The Durham Road, or officially known as the A690, connects Sunderland to the City of Durham. Spanning all the way from the city centre, it passes the Barnes, Humbledon Hill, Plains Farm, Farringdon, Thorney Close, Herrington, Houghton Le-Spring, the Raintons, Belmont and Gilesgate before entering the great Cathedral city itself.
Although seen as a modern creation, the current Durham Road is a continuation of the de-facto route that has linked the two areas for over 1000 years. Long ago, it presumably started off as a dirt track and later a cobbled road. Its function was to connect the Cathedral city with the village of Bishopwearmouth (which is where it ended) as in the age of Prince Bishops, all business and politics centred around the city of Durham itself, so it was important to get back and forth on horseback.

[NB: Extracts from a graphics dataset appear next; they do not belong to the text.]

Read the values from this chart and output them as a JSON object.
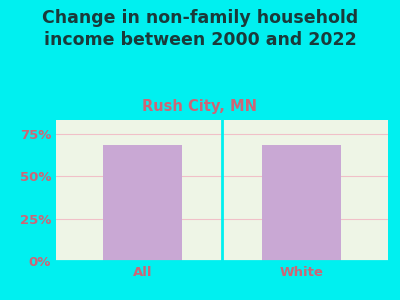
{
  "categories": [
    "All",
    "White"
  ],
  "values": [
    68.5,
    68.5
  ],
  "bar_color": "#c9a8d4",
  "title": "Change in non-family household\nincome between 2000 and 2022",
  "subtitle": "Rush City, MN",
  "title_color": "#1a3a3a",
  "subtitle_color": "#cc6677",
  "background_color": "#00f0f0",
  "plot_bg_color": "#eef5e6",
  "ytick_labels": [
    "0%",
    "25%",
    "50%",
    "75%"
  ],
  "ytick_values": [
    0,
    25,
    50,
    75
  ],
  "ylim": [
    0,
    83
  ],
  "grid_color": "#f0c0c8",
  "tick_color": "#cc6677",
  "title_fontsize": 12.5,
  "subtitle_fontsize": 10.5,
  "tick_fontsize": 9.5,
  "bar_width": 0.5,
  "xlim": [
    -0.55,
    1.55
  ]
}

However, as the modern era emerged and commerce increased, no longer was the Durham Route suitable as a narrow country lane. In the year 1815, following the defeat of the French in the Napoleonic Wars, prisoners of war were used to carve out a greater space for the road in a narrow valley which it passed through, which we know today as the Houghton Cut. Over the coming centuries, this cut was widened again and again, first in the 1930s, and then again from 1968-1970.
Herein marked the construction of the Durham Road as we know it today, as modern motorways and dual carriageway roads were built throughout Britain. The Durham Road’s journey was thus one of a small country lane linking two settlements into one of the most significant routes in and out of Sunderland today, along with all the subsequent villages and towns which grew up on it.